Costa Luminosa made her first on 5 May 2009, a 10-day cruise in the Eastern Mediterranean, departing Venice, with ports of call at Istanbul, Bari, Olympia, Rhodes, Smyrna, Mykonos, and Athens. It was followed by mini cruises in Eastern Mediterranean, again departing Venice on 15 May 2009. Her second was on 19 May 2009. In the summer of 2009, the ship offered 11 and 14-day cruises at the Baltic capitals, Norwegian fjords and the North Cape.

During the 2009–2010 winter season, the ship operated in Dubai, offering seven-day cruises in the Persian Gulf with calls at Dubai, Muscat, Fujairah, Abu Dhabi, and Bahrain. After the political problems in Bahrain, the company changed the itinerary removing Bahrain.

Despite claims of sustainable practices by both Costa Cruises and its parent company Carnival, Sveriges Television reported in 2015 that Costa Luminosa dumped the toilet waste of its 3,200 passengers and crew in the sea, instead of taking use of harbour facilities, often provided free of charge by Baltic ports. The report calculated that more than 5000000 litre of waste was dumped during a single cruise in the Baltic Sea. The report did not suggest that the marine pollution regulations MARPOL 73/78 were breached.

From 2017 every summer she sails on seven-night cruises to the Greek Islands. During the winter period Costa Luminosa goes on seven-night cruises in the Caribbean.

==== Coronavirus pandemic ====

On 29 February 2020, a 68-year-old Italian man in critical condition was transferred from Costa Luminosa to a hospital in the Cayman Islands due to heart issues.
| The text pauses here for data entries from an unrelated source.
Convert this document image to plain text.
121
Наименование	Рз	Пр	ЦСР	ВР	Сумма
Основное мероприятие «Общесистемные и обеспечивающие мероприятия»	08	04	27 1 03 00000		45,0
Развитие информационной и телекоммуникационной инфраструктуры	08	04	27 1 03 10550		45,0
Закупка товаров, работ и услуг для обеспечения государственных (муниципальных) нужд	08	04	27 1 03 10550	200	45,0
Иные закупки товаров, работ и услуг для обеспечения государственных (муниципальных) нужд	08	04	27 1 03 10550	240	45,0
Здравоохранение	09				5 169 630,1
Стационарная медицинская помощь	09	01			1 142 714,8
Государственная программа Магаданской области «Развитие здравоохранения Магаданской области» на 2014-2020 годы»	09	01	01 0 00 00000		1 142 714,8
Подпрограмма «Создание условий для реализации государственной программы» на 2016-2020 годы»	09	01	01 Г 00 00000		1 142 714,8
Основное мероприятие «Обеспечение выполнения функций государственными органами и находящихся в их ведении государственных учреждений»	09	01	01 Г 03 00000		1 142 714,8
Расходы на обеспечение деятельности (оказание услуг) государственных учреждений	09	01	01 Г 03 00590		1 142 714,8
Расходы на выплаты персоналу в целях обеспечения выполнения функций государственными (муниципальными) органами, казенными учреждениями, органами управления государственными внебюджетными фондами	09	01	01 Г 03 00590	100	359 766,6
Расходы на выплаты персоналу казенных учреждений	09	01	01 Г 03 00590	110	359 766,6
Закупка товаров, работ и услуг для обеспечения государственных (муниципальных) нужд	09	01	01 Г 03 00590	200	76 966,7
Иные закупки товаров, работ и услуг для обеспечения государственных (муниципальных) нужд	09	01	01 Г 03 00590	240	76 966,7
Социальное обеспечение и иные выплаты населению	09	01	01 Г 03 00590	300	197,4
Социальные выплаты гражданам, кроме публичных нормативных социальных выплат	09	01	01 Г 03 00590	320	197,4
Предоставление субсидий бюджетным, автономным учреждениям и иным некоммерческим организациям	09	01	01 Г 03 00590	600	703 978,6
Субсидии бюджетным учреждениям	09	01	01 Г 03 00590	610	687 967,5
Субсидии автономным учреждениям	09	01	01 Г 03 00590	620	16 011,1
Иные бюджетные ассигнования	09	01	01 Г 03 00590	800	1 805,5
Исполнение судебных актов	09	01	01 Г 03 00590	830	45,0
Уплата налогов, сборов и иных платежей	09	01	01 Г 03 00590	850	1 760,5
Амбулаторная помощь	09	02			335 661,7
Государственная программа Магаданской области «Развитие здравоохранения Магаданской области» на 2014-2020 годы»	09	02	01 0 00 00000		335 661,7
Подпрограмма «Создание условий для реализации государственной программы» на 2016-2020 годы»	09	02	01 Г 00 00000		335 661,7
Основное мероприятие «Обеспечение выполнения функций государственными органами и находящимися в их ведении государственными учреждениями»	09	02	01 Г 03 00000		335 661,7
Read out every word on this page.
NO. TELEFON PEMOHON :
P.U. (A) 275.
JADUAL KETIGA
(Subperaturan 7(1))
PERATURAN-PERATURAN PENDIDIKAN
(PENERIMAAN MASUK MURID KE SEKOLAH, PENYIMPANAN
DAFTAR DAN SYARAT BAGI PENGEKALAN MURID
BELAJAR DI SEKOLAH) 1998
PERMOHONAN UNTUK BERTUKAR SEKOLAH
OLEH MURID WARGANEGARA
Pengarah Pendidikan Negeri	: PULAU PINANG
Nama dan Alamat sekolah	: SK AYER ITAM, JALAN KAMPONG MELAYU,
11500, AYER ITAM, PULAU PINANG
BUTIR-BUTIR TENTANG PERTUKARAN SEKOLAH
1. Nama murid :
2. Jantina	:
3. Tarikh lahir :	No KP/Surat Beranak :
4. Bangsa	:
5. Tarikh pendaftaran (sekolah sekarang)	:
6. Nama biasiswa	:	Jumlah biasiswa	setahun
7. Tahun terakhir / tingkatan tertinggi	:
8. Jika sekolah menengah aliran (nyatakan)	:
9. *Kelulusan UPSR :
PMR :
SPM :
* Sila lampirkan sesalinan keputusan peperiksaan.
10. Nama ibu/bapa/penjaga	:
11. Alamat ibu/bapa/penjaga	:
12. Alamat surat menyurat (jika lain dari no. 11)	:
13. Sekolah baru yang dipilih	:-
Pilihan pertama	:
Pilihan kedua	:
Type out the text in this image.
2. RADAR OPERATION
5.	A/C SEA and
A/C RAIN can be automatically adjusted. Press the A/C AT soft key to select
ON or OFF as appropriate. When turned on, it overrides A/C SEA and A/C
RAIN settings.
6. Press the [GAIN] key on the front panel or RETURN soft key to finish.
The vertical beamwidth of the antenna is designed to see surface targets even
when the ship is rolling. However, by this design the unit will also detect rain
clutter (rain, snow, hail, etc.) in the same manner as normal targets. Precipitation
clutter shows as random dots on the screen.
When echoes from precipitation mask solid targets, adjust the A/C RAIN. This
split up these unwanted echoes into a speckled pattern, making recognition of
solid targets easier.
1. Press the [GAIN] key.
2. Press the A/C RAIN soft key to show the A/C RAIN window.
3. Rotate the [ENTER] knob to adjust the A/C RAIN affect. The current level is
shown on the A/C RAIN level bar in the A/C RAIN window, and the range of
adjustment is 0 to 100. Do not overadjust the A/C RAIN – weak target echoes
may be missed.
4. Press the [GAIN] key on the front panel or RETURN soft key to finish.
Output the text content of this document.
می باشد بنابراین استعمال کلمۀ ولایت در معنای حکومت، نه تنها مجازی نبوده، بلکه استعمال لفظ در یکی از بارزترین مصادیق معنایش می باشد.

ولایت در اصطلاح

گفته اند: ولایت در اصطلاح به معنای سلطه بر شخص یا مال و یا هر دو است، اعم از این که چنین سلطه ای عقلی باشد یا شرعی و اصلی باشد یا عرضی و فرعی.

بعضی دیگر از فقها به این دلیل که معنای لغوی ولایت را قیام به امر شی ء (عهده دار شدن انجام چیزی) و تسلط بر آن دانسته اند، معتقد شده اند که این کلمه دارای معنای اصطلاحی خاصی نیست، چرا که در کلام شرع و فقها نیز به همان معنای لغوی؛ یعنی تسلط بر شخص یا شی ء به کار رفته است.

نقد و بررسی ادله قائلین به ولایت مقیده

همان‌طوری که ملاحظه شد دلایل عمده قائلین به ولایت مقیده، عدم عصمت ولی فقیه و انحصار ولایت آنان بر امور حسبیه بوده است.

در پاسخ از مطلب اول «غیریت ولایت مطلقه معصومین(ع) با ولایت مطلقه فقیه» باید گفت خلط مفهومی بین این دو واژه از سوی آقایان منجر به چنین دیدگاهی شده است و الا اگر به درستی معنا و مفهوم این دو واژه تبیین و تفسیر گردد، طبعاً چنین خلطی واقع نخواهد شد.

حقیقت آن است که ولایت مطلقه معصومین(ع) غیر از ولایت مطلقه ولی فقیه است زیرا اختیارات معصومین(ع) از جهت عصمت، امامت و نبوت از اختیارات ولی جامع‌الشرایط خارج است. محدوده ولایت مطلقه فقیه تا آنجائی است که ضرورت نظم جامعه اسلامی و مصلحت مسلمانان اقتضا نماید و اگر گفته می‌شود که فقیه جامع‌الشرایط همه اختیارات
On 12 March 2020, the Health Services Authority of the Cayman Islands announced that the man was their first confirmed coronavirus case. His death was announced two days later.

On 5 March 2020 the vessel left Fort Lauderdale for a transatlantic cruise. Two people disembarked with symptoms of the coronavirus in Puerto Rico. Subsequently, on 13 March 2020, it was confirmed to be due to COVID-19 – the first known cases in Puerto Rico. One of the two persons died several days later. Because of the virus outbreak several sick passengers were left at Tenerife and passengers were placed under quarantine in their rooms. The ship was not allowed to dock in Spain. It docked at Marseille, France, discharging sick passengers who flew home distributing the virus, and went to Savona where the rest of the passengers were disembarked on 23 March, many of them sick. After the disembarkation at Marseille, French authorities confirmed 36 people with COVID-19 infection. On 21 March local news in Puerto Rico reported the death of the quarantined Italian woman. On 7 April, a Miami lawyer filed a lawsuit against Costa Cruises over mishandling and allowing passengers to sail aboard Costa Luminosa despite having flu-like symptoms.

She spent her final season for Costa sailing seven-night cruises to the Greek Islands.

=== Transfer to Carnival Cruise Line ===
On 14 June 2022 it was announced that Costa Luminosa would be transferred to the fleet of Carnival Cruise Line in September 2022, receiving the name Carnival Luminosa. On 8 September 2022 Costa Luminosa was officially handed over to Carnival Cruise Line. After a refit, the ship sailed to Brisbane, Australia to begin voyages that started on 6 November. The ship has since spent the southern-hemisphere summer months in Australia in 2023 and 2024.